Royal Hotel Broadway
 
 There has been a hotel on this site ever since the great rush of 1856. The first hotel was Isaac Ray’s Live and Let Live, a canvas affair that burnt down in 1857, burning down the neighbours on either side as well. It was rebuilt in weatherboard, shown below, and renamed Royal Hotel before being replaced by Jane Ray with the present building in 1894.
 

 
 
 

 
Dunoll Town Hall
Broadway
 
The Dunolly Town Hall was built in 1884 as a Courthouse with the hall added at the rear in 1892. At the time the Town Hall was located on the corner of Market and Bull Streets, the building now called the Court House. In 1890 the use of both buildings was swapped over. A marble plaque on the front wall of the Town Hall commemorates Queen Victoria’s reign and a monument in front commemorates her death. There is a plaque on a pillar noting the success of a peace loan in 1919. On November 1st 1921 the Borough of Dunolly merged with the Shire of Bet Bet.(The town area and Shire were separatly governed)
 
 

 
Town Hall Interior
 
Painter of the Town Hall backdrop was Eddie Coombes.With its depiction of Dunolly Castle in Scotland, it lay under the stage of the hall gathering dust before being rehung in the front section in 2006. The rear section of the hall is frequently used for local events and is available for hire, as is the front section.
 
 

 
Tidswell Saddler
Broadway
 
William Tidswell’s was a saddlery for many years employing five people in the 1880s. Here, during the rush of 1856, was the tent of Julius Vogel.

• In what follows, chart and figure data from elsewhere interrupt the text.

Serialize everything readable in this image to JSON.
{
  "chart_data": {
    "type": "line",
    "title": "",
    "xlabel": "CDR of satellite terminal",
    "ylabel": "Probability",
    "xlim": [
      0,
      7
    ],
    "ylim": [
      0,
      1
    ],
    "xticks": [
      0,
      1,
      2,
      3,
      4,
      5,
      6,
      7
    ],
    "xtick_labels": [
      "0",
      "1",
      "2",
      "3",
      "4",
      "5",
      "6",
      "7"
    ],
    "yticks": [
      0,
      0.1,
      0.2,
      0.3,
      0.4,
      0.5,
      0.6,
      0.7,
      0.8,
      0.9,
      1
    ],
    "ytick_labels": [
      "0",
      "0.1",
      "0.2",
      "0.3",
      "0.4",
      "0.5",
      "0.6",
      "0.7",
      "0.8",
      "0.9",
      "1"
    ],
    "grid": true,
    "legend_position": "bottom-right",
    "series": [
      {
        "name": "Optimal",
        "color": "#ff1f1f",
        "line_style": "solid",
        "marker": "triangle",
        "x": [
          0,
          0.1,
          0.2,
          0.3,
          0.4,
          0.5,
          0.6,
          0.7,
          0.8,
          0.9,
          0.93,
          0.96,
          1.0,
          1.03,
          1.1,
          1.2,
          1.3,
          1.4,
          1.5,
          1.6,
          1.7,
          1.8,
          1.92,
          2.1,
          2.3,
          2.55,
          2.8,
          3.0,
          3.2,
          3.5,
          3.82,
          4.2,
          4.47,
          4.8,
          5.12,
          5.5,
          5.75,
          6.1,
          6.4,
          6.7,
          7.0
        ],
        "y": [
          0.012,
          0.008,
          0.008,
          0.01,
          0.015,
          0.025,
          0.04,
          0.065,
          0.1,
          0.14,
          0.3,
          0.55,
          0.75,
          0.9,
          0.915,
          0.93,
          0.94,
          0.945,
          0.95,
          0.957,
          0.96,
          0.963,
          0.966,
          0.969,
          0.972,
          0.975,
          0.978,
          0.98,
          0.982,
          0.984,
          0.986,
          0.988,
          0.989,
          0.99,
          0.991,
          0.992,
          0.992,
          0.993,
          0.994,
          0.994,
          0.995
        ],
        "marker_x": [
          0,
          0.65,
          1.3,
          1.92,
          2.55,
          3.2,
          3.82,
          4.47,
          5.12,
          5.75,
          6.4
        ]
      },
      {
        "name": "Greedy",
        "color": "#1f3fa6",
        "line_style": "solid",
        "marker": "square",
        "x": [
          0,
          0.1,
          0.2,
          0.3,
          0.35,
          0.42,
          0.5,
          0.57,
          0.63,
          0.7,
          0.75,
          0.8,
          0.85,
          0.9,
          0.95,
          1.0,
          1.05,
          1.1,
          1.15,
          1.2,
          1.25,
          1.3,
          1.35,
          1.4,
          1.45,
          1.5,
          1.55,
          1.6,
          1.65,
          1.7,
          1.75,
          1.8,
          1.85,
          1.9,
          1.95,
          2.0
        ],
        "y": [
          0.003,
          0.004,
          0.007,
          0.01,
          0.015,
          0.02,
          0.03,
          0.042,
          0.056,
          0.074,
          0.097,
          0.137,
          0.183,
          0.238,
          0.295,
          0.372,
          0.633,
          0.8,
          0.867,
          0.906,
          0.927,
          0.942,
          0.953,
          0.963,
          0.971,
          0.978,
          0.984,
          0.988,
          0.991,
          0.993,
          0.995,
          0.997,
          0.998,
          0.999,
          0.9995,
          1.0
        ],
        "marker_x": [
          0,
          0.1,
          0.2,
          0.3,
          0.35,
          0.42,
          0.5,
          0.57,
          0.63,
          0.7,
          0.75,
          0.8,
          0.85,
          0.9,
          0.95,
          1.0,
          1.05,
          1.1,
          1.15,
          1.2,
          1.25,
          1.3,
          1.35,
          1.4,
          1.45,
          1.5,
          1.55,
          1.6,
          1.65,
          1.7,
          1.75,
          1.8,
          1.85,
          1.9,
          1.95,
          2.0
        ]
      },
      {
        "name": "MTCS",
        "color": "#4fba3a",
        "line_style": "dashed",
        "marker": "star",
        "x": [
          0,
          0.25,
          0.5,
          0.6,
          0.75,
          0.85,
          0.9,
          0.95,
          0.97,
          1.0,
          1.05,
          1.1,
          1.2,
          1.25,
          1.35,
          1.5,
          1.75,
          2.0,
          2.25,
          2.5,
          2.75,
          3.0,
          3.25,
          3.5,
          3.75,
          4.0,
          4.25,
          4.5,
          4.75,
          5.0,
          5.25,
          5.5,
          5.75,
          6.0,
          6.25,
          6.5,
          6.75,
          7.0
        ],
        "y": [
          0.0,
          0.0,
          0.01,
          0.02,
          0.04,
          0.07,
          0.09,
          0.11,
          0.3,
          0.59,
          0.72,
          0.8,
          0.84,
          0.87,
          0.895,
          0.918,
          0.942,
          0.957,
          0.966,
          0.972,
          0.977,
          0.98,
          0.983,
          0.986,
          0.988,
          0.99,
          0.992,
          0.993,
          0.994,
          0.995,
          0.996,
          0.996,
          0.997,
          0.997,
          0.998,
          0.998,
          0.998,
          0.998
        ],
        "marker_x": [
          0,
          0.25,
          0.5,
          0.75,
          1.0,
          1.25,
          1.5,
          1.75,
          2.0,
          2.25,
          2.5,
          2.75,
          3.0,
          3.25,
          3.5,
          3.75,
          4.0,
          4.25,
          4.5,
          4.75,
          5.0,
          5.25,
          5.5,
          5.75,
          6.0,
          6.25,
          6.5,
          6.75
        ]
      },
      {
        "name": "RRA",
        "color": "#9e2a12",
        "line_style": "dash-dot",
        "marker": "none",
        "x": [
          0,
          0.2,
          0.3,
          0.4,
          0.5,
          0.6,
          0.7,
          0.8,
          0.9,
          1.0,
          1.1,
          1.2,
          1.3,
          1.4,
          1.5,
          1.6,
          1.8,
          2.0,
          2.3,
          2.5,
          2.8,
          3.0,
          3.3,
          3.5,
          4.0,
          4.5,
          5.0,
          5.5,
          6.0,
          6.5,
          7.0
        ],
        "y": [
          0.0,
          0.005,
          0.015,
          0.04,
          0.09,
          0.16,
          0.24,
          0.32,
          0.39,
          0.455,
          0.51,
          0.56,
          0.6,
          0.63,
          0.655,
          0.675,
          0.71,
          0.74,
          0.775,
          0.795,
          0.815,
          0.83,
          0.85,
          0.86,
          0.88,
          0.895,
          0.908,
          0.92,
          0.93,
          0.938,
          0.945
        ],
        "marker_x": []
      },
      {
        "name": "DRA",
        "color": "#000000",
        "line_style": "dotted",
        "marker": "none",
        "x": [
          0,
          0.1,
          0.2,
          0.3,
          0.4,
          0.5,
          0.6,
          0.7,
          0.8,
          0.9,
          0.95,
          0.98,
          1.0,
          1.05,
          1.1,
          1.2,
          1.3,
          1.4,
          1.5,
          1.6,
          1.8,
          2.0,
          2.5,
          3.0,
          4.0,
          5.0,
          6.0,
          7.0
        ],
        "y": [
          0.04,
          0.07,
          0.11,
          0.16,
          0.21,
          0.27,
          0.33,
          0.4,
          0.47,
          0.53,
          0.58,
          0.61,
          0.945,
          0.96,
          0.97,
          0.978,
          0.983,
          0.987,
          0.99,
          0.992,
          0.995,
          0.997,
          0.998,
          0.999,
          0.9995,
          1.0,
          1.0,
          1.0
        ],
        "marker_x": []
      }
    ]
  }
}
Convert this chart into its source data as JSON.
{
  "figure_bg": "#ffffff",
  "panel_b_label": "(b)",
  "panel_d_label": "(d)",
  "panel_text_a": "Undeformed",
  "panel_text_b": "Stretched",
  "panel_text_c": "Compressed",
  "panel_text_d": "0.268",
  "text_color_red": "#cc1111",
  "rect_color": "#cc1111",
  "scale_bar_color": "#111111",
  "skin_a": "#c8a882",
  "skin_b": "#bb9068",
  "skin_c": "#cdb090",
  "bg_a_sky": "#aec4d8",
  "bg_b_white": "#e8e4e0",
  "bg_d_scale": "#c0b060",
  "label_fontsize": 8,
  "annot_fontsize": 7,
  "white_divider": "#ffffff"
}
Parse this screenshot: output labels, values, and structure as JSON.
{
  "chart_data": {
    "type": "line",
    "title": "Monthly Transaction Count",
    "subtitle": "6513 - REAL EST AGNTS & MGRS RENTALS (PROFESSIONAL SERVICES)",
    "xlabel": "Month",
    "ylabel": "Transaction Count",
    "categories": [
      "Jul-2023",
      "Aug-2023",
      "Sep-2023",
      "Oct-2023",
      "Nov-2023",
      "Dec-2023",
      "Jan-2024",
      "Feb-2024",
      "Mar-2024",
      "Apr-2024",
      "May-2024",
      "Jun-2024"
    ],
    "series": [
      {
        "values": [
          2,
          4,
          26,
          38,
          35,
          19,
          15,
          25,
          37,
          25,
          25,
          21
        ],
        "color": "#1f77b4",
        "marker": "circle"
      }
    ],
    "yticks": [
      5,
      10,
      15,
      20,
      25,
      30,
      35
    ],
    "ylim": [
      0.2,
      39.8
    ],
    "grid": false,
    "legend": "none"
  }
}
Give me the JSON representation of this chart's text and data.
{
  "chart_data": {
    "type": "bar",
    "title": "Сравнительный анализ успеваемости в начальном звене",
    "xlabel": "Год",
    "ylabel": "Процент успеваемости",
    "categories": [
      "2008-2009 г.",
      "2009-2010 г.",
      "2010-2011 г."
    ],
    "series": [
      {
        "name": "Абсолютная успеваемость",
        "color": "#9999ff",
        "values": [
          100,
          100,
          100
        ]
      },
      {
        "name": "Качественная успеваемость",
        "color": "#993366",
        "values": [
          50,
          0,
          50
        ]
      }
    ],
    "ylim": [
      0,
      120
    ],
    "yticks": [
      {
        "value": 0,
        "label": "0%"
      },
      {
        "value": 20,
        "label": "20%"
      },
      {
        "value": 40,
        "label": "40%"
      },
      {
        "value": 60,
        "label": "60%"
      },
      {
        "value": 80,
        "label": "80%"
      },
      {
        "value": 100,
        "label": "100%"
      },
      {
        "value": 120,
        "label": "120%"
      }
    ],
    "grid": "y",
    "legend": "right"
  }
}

Vogel was a chemist and went on to become the Premier of New Zealand. 
 

 

 

 
 
Anglican Church and Hall
Corner of Market and Thompson 
St John’s Anglican Church was completed in 1869 with the roof finished with a ₤300 loan from the discoverers of the Welcome Stranger nugget, John Deason and Richard Oates.  The picture below far left shows construction in 1868. The stained glass window had small panels added as a WW1 memorial. Inside is an 1879 Fincham organ, original except for its motorised blower.  The smaller building at right rear is the Anglican Hall, opened in May 1858 as a Church of England School. Picture below left shows the school in 1861. The hall became a common school after the May 1862 Common Schools Act provided government funding, provided that religious instruction was not compulsory.  The Vicarage in adjacent Market Street is gothic in style and built prior to the church in 1865, to attract a suitable person.
 
 

 
Catholic Church
Corner of Alice and Hardy
 
St. Mary’s Catholic Church was opened in 1871 and is built of sandstone quarried in the nearby hills and granite from Mt. Hooghly. The steeple on this attractive building was only added in 1980.
 
 

 
Weslyan Church (Uniting Church)
Corner of Market and Tweeddale
 
There are three buildings in this church complex. The Wesleyan Church was opened in 1863. The Weslyans were early arivals in Dunolly, as they were on many goldfields. The early timber church building was errected beore the town survey of 1857 and was somewhere where the adjacent crossroad is now. In front of the church is a Golden Way information board. The grounds are used for a car boot sale held on the 2nd Saturday of each month.
 

 
Jubilee School and Infant School
 
The Wesleyan Jubilee Sunday school built in 1887 is now the Uniting Church op-shop. If the op-shop is open, have a look inside; there are small alcoves along each side that could be closed off as classrooms. The Wesleyan Infant School was opened in 1905. Both school buildings have marble plaques set in the walls comemorating prominant citizens of the town and church. 
 

 
 
The RSL Hall Corner Hardy and Barkly
 
  The RSL Hall was originally built as the Presbyterian Church and opened on October 25th 1865. William Footer designed the church.To the right, not shown, is the manse built in 1868. In front of the hall is a pine tree grown from the Lone Pine of Gallipoli fame.